Alors, qu'est-ce que l'évangile raconte aujourd'hui? Céder sa place et occuper la dernière place... Jésus nous propose la dernière place, mais soyons perspicaces et comprenons vraiment ce que Jésus nous invite à faire comme chemin. Il ne nous demande pas d'être des nuls, de nous laisser marcher sur les pieds, de rechercher la médiocrité. Jésus s'oppose à la course à la première place, dans le sens où nous sommes prêts à tout pour y arriver : dénigrement, violence, tricherie, piston, dopage pour remporter une médaille. Jésus nous montre ce qui s'oppose le plus au salut : ce n'est pas le péché mais le sentiment de justice personnelle, l'instinct de se sentir le plus fort, sans faiblesse, de vouloir jouer à Dieu. La dernière place, ce n'est pas une place où l'on cesse d'être soi-même, mais où nous sommes humblement tels quels devant Dieu. Ce n'est pas une place où nous nous déprécions, mais où nous apprécions toutes choses selon Dieu. Nous pouvons avoir de grandes responsabilités, beaucoup de relations, un travail aux avant-postes, et en même temps choisir la dernière place quand nous acceptons d'oeuvrer au poste que d'autres fuient, quand nous continuons à servir malgré les malveillances ou les incompréhensions.

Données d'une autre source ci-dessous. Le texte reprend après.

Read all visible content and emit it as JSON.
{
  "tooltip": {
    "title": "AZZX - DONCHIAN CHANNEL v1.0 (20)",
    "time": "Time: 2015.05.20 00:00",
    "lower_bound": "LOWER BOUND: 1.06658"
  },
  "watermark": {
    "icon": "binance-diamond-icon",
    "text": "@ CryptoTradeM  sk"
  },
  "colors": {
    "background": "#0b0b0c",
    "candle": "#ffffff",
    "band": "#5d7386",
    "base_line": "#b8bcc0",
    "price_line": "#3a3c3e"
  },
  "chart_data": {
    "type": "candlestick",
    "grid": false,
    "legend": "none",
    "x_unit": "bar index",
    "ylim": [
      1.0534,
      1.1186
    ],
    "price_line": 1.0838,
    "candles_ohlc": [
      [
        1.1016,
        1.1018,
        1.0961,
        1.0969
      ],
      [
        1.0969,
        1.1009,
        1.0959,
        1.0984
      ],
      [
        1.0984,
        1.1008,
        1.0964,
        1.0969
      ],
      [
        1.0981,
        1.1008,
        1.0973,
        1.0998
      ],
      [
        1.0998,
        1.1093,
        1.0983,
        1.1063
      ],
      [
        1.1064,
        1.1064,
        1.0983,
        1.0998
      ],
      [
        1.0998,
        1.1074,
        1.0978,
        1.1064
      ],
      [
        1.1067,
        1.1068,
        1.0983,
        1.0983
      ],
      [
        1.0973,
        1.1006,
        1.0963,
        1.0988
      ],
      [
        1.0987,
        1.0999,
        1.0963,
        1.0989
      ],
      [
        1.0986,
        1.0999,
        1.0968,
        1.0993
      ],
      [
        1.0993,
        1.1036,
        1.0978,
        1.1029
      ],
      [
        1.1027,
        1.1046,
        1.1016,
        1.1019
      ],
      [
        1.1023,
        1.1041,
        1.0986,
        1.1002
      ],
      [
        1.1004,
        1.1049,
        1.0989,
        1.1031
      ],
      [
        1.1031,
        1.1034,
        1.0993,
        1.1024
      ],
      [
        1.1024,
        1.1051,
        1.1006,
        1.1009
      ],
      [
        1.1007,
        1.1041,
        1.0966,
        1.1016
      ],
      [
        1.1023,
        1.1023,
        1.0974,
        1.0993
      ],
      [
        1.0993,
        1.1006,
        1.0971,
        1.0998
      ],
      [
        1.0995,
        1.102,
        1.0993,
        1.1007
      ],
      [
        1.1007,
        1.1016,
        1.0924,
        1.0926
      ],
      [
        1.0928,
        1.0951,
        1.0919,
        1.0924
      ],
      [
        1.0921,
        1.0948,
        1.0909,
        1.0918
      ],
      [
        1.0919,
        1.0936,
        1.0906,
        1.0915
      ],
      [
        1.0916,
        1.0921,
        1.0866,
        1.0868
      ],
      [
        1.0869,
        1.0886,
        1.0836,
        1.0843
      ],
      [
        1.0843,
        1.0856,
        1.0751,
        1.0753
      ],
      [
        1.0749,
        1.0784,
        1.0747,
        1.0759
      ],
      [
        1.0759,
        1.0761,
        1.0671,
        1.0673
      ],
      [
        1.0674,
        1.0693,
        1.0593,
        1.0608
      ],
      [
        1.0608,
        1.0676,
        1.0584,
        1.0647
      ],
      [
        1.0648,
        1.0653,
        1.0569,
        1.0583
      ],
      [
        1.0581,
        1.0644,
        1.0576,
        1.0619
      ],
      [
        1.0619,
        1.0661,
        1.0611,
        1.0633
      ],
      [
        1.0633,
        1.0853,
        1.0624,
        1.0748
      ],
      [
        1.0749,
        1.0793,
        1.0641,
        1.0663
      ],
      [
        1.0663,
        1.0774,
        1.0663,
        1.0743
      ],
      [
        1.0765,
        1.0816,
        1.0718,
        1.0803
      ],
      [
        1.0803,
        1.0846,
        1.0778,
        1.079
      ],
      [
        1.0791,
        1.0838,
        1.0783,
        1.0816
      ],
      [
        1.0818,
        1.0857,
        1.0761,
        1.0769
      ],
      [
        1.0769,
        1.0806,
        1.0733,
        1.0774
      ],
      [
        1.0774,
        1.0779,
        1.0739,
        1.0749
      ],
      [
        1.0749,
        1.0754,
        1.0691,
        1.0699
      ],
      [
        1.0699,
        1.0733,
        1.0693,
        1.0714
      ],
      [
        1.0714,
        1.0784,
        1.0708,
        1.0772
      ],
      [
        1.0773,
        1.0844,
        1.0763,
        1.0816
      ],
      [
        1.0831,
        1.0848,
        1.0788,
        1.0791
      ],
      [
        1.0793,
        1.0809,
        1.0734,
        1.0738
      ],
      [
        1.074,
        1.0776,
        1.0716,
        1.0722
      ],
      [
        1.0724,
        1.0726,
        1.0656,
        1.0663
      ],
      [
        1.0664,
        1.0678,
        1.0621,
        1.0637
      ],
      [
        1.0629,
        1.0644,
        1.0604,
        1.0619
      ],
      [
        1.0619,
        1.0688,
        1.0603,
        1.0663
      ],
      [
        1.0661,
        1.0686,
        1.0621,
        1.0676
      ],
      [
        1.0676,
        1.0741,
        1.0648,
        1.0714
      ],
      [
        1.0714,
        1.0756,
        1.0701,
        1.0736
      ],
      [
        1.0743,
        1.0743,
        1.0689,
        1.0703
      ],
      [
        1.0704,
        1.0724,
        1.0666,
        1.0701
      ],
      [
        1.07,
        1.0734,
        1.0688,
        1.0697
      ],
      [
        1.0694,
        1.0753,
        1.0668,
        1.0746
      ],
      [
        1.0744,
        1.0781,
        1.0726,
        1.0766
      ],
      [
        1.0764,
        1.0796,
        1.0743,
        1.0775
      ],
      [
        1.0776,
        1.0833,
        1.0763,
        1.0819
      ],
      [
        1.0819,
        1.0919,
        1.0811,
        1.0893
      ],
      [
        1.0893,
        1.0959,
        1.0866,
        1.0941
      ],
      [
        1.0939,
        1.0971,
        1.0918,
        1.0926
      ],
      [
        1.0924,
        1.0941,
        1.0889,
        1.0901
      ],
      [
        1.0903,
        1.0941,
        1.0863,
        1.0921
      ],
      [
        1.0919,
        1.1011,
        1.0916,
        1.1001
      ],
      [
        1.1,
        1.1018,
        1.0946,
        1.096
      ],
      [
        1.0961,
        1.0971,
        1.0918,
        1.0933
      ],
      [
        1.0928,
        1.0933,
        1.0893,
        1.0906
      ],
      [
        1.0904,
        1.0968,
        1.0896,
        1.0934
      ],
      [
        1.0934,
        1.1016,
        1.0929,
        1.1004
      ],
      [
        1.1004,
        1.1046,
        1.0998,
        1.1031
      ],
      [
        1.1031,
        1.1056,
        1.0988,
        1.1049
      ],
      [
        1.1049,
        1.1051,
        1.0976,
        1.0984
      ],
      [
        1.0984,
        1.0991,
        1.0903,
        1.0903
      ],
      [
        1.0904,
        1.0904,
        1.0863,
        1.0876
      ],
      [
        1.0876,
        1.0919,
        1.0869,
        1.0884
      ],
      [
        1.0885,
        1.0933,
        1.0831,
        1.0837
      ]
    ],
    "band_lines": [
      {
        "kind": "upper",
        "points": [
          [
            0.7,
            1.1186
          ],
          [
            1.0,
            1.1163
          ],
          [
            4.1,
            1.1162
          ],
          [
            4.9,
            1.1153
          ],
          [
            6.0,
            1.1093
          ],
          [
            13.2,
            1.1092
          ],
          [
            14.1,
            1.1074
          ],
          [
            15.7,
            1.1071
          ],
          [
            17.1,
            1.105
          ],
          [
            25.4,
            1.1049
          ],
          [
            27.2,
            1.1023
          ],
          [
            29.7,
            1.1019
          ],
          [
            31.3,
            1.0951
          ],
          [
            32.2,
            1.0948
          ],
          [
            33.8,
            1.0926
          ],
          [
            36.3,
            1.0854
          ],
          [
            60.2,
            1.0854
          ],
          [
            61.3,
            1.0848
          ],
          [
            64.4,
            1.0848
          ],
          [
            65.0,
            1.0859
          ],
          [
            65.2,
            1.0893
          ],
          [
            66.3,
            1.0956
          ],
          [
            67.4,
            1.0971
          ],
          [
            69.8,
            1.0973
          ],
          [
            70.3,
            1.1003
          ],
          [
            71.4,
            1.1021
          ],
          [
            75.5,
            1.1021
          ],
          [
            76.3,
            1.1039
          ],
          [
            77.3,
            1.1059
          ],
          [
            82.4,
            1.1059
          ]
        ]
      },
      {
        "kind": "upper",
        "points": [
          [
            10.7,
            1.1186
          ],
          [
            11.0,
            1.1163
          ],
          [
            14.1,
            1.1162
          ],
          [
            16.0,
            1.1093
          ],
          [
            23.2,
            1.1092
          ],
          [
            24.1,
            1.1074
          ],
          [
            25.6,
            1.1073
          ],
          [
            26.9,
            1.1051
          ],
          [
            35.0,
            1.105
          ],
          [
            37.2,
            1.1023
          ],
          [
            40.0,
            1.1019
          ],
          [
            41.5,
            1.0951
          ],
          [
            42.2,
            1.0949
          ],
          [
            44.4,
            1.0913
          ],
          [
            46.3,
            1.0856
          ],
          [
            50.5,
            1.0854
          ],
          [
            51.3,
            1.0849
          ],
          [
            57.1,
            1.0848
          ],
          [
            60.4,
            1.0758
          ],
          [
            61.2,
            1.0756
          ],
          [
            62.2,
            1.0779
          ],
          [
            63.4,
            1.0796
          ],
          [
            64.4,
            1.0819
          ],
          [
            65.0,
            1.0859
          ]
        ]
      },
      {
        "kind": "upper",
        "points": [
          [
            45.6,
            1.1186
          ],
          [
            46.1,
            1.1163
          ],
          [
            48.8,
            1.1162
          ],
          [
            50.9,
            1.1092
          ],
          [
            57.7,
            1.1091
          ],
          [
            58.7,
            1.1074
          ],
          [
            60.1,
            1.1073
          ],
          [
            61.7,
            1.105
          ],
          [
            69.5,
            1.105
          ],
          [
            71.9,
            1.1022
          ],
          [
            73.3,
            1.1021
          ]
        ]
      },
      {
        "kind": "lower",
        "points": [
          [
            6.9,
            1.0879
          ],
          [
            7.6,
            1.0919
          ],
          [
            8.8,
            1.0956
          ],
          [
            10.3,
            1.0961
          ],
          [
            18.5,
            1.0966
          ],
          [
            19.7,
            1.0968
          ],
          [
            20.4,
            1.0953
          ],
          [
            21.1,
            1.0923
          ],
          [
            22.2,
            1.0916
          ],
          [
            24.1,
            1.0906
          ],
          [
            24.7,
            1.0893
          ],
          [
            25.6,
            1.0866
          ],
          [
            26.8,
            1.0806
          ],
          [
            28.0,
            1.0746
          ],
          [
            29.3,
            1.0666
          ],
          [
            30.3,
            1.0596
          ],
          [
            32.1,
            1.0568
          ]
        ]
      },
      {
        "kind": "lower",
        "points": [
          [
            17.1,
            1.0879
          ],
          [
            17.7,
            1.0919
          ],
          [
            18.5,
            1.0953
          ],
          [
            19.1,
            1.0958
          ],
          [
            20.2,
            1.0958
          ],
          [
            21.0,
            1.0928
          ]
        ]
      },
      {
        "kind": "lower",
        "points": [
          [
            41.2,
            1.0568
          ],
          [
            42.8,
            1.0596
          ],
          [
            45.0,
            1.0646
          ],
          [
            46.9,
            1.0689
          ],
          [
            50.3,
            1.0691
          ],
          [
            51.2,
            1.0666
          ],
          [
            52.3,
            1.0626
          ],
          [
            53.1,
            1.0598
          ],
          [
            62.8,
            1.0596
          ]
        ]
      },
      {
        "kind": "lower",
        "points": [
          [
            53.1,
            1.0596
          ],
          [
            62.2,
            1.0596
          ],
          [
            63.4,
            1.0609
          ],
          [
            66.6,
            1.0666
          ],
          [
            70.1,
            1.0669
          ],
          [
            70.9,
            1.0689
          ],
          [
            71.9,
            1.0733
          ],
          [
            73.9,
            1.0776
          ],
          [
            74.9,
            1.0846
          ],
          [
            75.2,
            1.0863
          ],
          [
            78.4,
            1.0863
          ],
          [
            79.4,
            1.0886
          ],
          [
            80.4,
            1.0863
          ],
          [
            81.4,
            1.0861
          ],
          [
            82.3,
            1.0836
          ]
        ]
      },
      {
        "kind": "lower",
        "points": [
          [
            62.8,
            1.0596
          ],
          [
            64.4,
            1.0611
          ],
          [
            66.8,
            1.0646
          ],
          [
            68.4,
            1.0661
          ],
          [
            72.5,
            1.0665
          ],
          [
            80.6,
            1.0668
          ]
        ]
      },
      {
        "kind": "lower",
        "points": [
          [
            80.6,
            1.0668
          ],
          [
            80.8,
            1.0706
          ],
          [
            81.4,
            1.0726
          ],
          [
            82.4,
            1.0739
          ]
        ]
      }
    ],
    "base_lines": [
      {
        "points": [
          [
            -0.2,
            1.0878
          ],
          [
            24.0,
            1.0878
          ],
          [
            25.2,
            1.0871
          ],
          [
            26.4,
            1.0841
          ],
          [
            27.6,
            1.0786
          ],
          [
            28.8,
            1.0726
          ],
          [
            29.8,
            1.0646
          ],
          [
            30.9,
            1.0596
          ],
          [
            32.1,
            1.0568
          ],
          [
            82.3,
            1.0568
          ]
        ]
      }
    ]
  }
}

Nous cherchons inconsciemment à nous mettre en valeur là où il y a plus de chance, plus de facilité à le faire. Cela se comprend des relations sociales, humaines, mais l'Evangile nous parle d'un autre type de relation. " Celui qui invite " est bien Celui qui appelle les gens dans son Royaume. Nous choisissons la dernière place lorsque nous choisissons de ne pas se positionner par rapport aux autres comme celui ou celle qui a droit à des égards spéciaux, à une confiance particulière, comme celui ou celle qui a déjà son petit carton sur la table de Dieu. Nous optons pour la dernière place, la place modeste, quand nous ne nous donnons pas un rang parmi les hommes et les femmes, quand nous nous contentons, sans amertume, de la juste place offerte par eux.
Le plus important est la qualité de nos relations avec les autres. Jésus nous exhorte à accueillir et à prendre soin des oubliés de la vie, à les placer au coeur de nos pensées et à agir envers eux de façon gratuite et désintéressée. C'est notre mission en Église. Au temps de Jésus, les indigents et les estropiés, les boiteux et les aveugles étaient exclus des fêtes et des rassemblements. Jésus a pris la défense des opprimés, des défavorisés, des sans voix, pour faire respecter leurs droits. Nous avons aussi parmi nous des personnes faibles, malades, rejetées, écrasées. Osons les nommer dans notre coeur. Osons agir.